Мне показалось, что я говорю с очень умным, умудренным опытом старцем. И проникся глубочайшим почтением к нему. Да, полевой крысе было чему поучиться у городской. И я жаждал поскорее начать.
— У нас с Вандерпутом сугубо деловые отношения. Американские солдаты охотнее работают с ребятней. Взрослюгам они не доверяют.
— Кому-кому?
— Взрослюгам! Вот этих штучек у меня пять сотен — мне их один военный санитар толкнул. Взрослюге он бы не стал их продавать, постеснялся бы.
— Понятно.
— И с полицией, если что, так удобнее, — радостно продолжал лже-Вандерпут. — У меня есть поддельные документы, где все чин чинарем: указано, что старик — мой папаша, полный порядок! Как-то раз меня загребли с сигаретами. Так старик явился в участок и такую сцену разыграл, что меня тут же отпустили. Да ты сам увидишь — у всех ребят, которые промышляют этим делом, такие же подставные папаши. Их называют «кибицеры», это такое американское словечко. Кибицер сидит у тебя за спиной, видит твои карты и советует, как пойти, но сам никогда не играет и ничем не рискует. В одиночку, если ты не взрослюга, работать трудно. Во-первых, можно загреметь в полицию, а еще, если вдруг простудишься и сляжешь с воспалением легких, надо же иметь кого-то, кто будет — разумеется, за деньги — за тобой ухаживать. Одному в нашем возрасте трудно.
— Это точно!
— Что ты хочешь, это все равно как у шлюх, — рассудительно заметил он. — Им не обойтись без мужчины, который будет о них заботиться и в случае чего прикрывать. Мы еще не доросли до настоящих мужчин. Все против нас, и нам самим себя не защитить. Нужны помощники-взрослюги. Старый Вандерпут вполне для этого годится — себе берет всего половину выручки, и идеи у него частенько бывают неплохие. Надежный дядька. Только немножко дерганый. Что-то его гложет — и немудрено, он же такой старый, шестьдесят лет! Когда столько проживешь на свете, за тобой много чего наберется, как же без этого! Мы-то еще не успели.
— Ну да, — согласился я.
— Никуда не денешься, такова жизнь, — глубокомысленно проговорил лже-Вандерпут. — Не всем же быть американцами!

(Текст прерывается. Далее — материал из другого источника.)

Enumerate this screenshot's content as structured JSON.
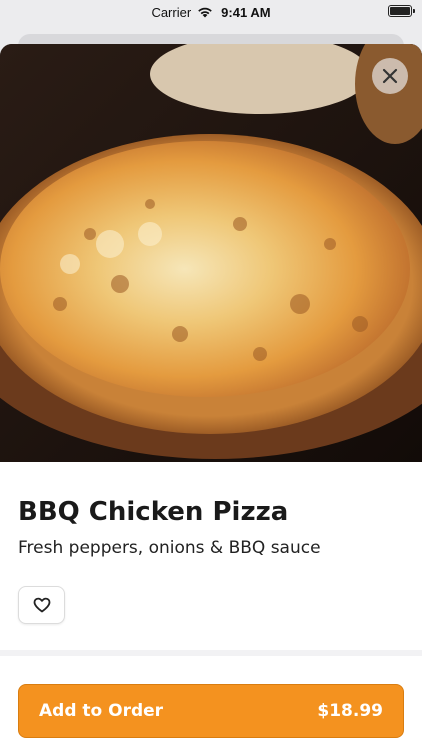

— Конечно, — подтвердил я.
— А раз уж тебя угораздило родиться в Европе, выкручивайся, как знаешь. Живи как все.
Он тяжело вздохнул.
— А Жозетта?
— Она моя сестра, я ее до наших дел не допускаю. Слежу, чтоб никто к ней не прикасался. Эта жизнь не для нее. Она не какая-нибудь шалава, она достойна лучшего.
Я благоразумно решил сменить тему:
— Кстати, ты вот тут сказал…
— Что?
— Что не всем быть американцами…
— Ну и что?
— Я так не думаю. То есть, конечно, все стать американцами не могут — слишком много людей на земле. Отец говорил, около двух миллиардов.
— Ого, два миллиарда! — Леонс всплеснул руками и захохотал. — Это ты небось в газете вычитал. Два миллиарда человек! Никогда не верь газетам, они только и знают, что всех запугивают.
Мне стало обидно.
— Так говорил отец, — перебил я Леонса, — а он никогда не врал. Не все же время он в лесах партизанил, иногда приходил ко мне на ферму и много чего рассказывал. Например, что на земле почти два миллиарда жителей.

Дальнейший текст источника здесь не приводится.